The true Trans-Labrador Highway heads east for another 530 km from Labrador City to the region’s main port at Happy Valley-Goose Bay. It’s a fairly new road, created with gravel in 1992 as a supply route that also connects the massive power plant at Churchill Falls. The highway itself is now freshly paved and near perfect — smooth and empty, with sparse, low forest to each side and occasionally a lake or a bridge over a river.
Manuella and Dave rode an hour ahead for this section, and I spent my time alone in the Jeep, listening to satellite radio and watching the distance roll by. When I stopped to explore a riverbank, I was swarmed by blackflies that chewed chunks out of my scalp.
And now today, the 400 km of road south from Goose Bay is half under construction and half in danger of washing out. It’s only existed since 2010 — before then, there was no road at all and the only access was by boat to the ports. Manuella is back in the passenger seat and we’re watching Dave skitter beneath the downpour.
Why do we do this? We could have driven to Newfoundland on the Trans-Canada through Nova Scotia, like everyone else. But that wouldn’t be an adventure, and when we finally pause for the night at Port Hope Simpson, Dave collapses on the step of the small hotel and sits there, just catching his breath.

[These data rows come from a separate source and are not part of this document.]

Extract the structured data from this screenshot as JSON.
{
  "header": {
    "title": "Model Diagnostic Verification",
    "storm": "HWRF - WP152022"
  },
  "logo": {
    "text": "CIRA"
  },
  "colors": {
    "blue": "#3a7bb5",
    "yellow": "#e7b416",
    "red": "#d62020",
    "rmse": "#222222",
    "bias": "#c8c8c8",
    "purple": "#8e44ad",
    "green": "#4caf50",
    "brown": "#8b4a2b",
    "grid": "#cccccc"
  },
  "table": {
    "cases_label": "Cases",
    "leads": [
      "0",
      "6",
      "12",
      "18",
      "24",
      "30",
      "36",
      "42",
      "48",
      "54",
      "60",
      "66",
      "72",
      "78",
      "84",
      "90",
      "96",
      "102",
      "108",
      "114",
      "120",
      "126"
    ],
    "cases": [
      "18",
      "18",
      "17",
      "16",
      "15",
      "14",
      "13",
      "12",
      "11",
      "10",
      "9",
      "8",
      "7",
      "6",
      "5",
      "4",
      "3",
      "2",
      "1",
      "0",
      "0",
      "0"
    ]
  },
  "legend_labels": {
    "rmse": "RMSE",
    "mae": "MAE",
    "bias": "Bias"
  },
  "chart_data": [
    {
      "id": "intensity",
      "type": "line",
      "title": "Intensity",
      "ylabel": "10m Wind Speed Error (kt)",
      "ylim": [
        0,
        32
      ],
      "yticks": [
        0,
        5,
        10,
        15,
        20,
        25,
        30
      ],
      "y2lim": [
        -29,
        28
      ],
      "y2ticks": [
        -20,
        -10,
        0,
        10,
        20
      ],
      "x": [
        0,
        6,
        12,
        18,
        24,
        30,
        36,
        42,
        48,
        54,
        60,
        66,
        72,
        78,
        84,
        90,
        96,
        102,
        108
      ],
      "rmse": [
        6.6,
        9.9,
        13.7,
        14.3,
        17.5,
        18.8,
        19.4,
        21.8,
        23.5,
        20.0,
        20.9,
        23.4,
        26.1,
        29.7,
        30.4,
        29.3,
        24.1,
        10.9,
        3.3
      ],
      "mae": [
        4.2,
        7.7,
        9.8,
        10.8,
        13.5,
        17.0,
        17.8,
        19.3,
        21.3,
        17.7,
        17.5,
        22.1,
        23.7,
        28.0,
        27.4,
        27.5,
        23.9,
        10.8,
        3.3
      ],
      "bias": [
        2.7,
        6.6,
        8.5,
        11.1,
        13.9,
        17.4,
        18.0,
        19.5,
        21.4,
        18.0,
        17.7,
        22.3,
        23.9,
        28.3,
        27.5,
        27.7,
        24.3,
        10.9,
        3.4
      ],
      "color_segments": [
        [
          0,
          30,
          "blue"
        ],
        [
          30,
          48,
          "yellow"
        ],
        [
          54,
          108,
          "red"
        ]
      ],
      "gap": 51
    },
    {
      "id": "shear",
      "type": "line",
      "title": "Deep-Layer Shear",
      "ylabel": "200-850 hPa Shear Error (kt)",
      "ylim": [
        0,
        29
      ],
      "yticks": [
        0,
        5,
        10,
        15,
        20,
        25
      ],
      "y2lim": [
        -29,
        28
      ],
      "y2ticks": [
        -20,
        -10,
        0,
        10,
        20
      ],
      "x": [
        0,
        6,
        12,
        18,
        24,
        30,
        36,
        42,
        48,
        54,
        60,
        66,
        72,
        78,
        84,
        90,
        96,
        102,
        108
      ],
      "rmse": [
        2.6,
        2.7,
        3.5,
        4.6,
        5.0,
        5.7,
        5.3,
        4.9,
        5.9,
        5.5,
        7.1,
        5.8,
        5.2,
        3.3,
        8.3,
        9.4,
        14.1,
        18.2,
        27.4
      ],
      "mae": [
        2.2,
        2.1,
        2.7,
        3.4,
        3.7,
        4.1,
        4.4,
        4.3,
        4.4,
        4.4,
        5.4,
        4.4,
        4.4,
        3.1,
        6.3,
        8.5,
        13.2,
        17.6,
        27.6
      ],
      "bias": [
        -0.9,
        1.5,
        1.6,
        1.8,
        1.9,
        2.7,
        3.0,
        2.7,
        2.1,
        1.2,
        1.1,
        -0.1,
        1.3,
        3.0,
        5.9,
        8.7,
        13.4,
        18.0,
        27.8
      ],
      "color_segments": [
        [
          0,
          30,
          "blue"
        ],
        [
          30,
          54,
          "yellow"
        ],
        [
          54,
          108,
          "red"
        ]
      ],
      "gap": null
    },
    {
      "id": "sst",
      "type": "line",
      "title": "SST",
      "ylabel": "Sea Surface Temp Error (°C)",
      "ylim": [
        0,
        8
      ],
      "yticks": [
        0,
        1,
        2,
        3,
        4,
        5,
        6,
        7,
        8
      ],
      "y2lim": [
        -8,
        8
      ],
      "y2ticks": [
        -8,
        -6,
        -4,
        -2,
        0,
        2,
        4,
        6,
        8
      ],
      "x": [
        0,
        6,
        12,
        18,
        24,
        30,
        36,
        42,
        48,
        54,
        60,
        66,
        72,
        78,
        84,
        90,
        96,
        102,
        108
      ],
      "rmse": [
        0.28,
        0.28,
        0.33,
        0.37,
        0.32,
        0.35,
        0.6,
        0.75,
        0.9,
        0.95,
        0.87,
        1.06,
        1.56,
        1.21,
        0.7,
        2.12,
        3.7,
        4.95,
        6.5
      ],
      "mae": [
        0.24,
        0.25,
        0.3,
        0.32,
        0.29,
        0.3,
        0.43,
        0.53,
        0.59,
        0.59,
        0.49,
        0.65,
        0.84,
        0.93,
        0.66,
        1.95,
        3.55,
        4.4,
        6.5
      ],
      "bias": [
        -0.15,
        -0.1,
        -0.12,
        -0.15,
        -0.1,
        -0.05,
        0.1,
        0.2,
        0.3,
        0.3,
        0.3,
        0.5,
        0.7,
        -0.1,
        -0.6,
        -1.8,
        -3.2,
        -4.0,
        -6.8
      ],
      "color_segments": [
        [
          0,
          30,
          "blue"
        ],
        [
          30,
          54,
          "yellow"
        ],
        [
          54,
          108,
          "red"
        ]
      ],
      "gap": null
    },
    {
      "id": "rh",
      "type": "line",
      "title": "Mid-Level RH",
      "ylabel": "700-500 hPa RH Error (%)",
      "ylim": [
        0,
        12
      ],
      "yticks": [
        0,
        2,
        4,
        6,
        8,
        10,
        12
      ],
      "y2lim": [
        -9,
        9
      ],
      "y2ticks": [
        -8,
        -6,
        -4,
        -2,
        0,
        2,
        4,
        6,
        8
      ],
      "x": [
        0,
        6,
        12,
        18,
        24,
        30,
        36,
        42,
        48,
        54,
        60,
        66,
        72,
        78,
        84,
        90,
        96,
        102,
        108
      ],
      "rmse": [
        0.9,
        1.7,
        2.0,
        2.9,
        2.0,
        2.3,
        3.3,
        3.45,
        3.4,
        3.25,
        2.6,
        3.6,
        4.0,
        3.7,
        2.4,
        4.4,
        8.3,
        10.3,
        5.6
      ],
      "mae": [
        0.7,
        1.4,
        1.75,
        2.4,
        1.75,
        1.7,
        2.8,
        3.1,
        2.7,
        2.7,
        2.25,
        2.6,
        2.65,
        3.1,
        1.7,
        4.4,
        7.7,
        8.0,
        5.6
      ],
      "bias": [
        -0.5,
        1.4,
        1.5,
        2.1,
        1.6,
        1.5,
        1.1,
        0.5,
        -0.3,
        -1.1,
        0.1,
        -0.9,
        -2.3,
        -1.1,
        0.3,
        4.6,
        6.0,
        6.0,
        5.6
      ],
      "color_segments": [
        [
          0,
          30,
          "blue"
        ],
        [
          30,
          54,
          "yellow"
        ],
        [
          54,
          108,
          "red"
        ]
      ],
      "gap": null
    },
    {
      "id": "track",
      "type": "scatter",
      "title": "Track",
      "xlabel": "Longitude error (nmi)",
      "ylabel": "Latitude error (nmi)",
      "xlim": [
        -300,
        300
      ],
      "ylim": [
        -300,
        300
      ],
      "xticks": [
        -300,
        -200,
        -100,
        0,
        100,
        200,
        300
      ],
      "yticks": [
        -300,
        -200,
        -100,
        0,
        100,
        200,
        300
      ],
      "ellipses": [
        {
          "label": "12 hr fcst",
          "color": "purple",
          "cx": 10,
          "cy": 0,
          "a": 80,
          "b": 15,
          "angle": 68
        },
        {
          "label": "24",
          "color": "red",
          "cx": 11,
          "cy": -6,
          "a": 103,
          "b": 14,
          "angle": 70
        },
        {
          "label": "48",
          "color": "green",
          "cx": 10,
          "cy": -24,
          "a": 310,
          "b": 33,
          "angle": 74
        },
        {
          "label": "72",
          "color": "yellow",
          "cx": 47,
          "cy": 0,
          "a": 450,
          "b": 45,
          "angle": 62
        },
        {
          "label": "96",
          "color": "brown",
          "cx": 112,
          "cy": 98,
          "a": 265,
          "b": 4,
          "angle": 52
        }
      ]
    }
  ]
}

The hot engine of the big BMW is still ticking from the water on its metal, and the wheels of the Jeep are caked thumb-deep in mud. But we made it, and we’re happy. This road is one of Canada’s last great frontiers.
Tomorrow, we’ll drive another 130 km on the gravel to the paved highway at Red Bay, and then down to the ferry and over to the island of Newfoundland. In a couple of years, this stretch of road will also be paved, bringing tourists up from the island to visit the nearby pioneer settlement of Battle Harbour.
But for now, it’s rugged and a challenge and everything that Canada used to be. We unload the vehicles and head inside, looking forward to comfortable beds and the promise of the morning.